A hand fumbled at her ankle. She screamed and kicked hard. The hand lost its grip and with the strength of panic she pushed her body to its limit. Stars burst before her eyes, maiming her vision, but she reached solid ground, got her feet beneath her, and began to shamble towards the distant, bobbing torchlight.
Warrin came after her. He was frighteningly fast and he still had breath to spare for curses as he ran to catch her. She heard his footsteps right behind, and then he was level with her. She twisted away, but he twisted too, caught her arm and spun her off her feet, a knife flashing in his other hand.
Heulwen saw the blade descending and screamed out all the breath that remained in her body before the world darkened beyond darkness.
‘Steady now,’ Adam said softly to the horse, and eased him forward again. Sweyn and Austin joined him, and they rode at a jog trot towards a group of moored merchant cogs. Austin rose in his stirrups and pointed. ‘God’s bones, look, one of them’s on fire!’
Adam followed Austin’s finger towards the deck of a merchant cog that was well ablaze. They could hear the roar of the flames fanned by the wind and the cries of men who were frantically trying to bail them out with buckets. Reflected fire danced on the water. ‘It’s the
Alisande
!’ Adam said with a sureness born of the gut, not the mind.

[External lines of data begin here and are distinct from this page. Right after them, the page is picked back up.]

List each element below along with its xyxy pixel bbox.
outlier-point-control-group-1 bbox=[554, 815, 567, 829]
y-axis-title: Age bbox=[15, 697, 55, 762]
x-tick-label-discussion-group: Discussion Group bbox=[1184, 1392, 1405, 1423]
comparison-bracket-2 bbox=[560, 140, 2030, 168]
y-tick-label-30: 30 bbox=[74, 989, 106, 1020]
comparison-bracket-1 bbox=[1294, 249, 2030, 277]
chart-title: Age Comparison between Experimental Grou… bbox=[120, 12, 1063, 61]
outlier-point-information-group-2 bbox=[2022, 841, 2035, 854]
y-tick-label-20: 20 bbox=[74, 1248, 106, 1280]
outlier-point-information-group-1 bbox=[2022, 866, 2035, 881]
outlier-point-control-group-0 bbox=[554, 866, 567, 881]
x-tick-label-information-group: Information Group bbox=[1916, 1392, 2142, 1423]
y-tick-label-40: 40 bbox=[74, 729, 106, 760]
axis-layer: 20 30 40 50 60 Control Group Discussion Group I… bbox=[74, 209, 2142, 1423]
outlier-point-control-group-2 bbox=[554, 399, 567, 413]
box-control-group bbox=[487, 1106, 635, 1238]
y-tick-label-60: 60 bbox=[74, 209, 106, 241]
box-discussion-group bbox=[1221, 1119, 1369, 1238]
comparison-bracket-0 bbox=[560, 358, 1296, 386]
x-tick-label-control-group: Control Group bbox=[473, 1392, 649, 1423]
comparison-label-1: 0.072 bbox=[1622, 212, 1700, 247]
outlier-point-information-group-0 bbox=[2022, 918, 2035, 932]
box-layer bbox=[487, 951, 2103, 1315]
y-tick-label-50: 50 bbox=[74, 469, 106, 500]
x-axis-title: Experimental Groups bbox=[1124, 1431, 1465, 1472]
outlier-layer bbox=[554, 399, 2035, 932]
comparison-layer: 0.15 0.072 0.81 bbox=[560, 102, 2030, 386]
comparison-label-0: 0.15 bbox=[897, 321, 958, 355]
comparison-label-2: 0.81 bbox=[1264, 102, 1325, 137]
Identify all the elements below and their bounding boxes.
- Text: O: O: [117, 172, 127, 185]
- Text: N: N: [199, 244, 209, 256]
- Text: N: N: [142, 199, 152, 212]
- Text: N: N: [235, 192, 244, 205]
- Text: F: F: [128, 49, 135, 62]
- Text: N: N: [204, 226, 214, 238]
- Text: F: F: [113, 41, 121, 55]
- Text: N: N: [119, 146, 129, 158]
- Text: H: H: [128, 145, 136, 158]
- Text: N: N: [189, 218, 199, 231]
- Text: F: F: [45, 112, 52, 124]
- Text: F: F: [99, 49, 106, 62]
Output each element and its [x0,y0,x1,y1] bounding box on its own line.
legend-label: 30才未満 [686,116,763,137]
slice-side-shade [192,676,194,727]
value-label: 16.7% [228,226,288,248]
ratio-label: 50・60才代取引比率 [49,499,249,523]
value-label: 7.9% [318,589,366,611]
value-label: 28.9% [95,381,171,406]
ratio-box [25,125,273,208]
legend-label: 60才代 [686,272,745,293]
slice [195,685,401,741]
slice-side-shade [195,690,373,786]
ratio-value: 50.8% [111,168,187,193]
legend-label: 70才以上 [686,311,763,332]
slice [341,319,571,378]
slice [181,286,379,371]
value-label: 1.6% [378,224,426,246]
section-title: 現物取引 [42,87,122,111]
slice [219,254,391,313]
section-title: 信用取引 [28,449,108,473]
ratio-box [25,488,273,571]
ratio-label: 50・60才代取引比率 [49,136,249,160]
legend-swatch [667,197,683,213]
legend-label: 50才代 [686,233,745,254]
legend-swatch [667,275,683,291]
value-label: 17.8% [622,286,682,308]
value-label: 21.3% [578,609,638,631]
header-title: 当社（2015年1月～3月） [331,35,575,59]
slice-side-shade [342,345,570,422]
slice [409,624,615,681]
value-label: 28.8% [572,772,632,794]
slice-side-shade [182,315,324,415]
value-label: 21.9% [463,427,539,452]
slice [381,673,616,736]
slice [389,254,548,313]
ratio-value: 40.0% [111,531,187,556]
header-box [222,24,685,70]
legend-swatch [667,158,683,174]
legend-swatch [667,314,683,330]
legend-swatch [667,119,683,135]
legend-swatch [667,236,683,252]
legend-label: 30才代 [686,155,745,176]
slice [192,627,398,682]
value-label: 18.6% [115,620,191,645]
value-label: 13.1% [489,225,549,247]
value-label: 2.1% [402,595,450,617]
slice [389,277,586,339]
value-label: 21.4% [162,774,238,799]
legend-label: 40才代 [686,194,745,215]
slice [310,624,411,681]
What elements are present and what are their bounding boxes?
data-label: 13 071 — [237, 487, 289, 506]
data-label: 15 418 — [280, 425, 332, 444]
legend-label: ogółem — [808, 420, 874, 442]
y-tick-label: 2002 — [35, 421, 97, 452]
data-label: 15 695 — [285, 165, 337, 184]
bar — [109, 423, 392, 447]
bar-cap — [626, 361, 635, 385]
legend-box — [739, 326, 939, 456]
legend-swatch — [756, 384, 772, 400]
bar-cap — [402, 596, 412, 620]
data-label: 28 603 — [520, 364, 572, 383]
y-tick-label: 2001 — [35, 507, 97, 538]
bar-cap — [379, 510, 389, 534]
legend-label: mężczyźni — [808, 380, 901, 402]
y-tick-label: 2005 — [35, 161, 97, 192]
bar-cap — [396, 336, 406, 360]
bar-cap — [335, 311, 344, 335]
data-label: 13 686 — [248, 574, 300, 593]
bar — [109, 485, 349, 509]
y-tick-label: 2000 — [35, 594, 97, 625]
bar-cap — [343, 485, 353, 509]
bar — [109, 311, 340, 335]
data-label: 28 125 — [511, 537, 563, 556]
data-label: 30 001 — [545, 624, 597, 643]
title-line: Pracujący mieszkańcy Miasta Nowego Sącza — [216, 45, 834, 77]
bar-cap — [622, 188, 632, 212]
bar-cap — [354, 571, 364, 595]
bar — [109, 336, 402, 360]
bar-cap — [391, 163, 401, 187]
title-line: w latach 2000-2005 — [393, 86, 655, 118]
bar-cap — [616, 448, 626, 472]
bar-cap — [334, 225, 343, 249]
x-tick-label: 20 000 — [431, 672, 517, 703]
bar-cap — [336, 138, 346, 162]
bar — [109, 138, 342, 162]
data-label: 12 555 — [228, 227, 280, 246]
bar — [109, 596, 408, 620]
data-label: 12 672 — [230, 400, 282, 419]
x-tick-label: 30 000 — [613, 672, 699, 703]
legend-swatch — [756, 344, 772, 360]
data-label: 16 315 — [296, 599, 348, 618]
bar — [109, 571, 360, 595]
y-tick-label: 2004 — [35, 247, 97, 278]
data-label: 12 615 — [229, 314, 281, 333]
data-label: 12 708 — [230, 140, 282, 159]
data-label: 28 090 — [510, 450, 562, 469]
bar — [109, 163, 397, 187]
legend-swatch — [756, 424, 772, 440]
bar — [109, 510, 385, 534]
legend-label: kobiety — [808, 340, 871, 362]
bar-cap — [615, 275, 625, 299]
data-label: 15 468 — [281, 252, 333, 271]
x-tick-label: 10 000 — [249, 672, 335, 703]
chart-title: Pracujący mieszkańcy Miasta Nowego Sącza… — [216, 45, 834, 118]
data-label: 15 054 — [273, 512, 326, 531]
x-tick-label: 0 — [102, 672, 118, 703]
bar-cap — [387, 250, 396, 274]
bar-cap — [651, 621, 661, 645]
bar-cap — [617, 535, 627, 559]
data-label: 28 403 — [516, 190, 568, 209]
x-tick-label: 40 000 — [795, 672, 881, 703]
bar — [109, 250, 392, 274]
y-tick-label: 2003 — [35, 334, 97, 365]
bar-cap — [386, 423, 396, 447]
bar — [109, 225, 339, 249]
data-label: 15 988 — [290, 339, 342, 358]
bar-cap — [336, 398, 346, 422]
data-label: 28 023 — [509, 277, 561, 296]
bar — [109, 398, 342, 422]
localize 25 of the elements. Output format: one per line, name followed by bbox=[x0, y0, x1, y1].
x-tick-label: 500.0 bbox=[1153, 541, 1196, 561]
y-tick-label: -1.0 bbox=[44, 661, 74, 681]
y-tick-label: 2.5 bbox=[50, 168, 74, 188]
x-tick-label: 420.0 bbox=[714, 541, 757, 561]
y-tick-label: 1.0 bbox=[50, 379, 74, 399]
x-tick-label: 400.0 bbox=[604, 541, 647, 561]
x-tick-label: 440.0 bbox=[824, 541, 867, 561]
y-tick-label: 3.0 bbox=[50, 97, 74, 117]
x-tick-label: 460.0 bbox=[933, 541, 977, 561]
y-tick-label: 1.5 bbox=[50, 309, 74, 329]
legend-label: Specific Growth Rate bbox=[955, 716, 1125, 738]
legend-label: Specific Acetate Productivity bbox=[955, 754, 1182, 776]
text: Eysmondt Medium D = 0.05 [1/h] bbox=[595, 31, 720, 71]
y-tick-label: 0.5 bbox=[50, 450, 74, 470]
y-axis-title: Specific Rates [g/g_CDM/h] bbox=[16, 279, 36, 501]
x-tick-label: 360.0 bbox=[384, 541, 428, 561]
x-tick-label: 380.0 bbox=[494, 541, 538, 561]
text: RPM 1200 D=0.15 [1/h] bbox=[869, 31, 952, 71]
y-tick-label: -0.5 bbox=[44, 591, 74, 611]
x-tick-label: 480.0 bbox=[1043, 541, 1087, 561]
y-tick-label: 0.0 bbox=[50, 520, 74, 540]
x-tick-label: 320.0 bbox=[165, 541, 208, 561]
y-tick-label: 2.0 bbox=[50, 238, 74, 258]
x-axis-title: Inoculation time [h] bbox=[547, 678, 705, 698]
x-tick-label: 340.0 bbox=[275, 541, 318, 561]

As they watched, momentarily frozen with shock, a figure half rolled, half dragged itself out of the river on to the wharf, thrashed blindly to its feet and started towards them at a stumbling run: a woman, for the streaming hair was as long as the tunic she wore. Adam stared, and the disbelief gave way to a heart-stopping jolt as he recognised his wife, and saw behind her Warrin de Mortimer in hard pursuit, drawing a knife from his belt.
‘Hah!’ Adam cried to Vaillantif, and once again risked spurring him. The stallion’s hooves struck blue-white sparks from the cobbles. Adam drove him straight at his enemy. Warrin was as preoccupied with Heulwen as a spider with a trapped fly as knelt over her, the knife at her throat.
Adam did not hesitate. He drove the burning brand, lance-fashion, straight into Warrin’s shocked, upturned face. Warrin screamed and reared up and back, the knife clattering to the ground. His shrieks rent the air and he fell to his knees, arms over his face, then rolled over, writhing in mindless agony. Adam dismounted and dropped the torch into a puddle, where it sputtered out. With the same deliberate purpose that had carried him through thus far, he followed Warrin’s contortions, drew his sword, and applied the
coup de grâce
. After he had watched him die, Adam jerked the blade free, wiped it meticulously clean on Warrin’s blood-sodden shirt, and without looking back, sheathed the weapon and turned to Heulwen.
Round-eyed, Austin gaped. Sweyn, of a more practical mind, dismounted. ‘Come on, lad,’ he jerked his head at the ground, ‘help me throw this fish back whence it came. We can’t leave him in the middle of the street.’
Adam knelt beside his wife. ‘Heulwen?’ he said tentatively and examined her quickly for signs of injury. His mouth tightened as he saw the blue and red fingerprint bruises lacing her throat. Lower down on her thigh there were marks too. He swallowed bile and lifted her up against him, and knew that he would never be able to see Warrin’s death as a confessable sin.
‘Sweyn, get me a blanket,’ he commanded over his shoulder.
Heulwen’s throat moved. Her eyelids shuddered and half opened. She felt a strong arm supporting her head and another gently around her shoulder blades, but then Warrin had been gentle and violent by turns, and she remembered that he had been about to kill her. She stiffened and struggled.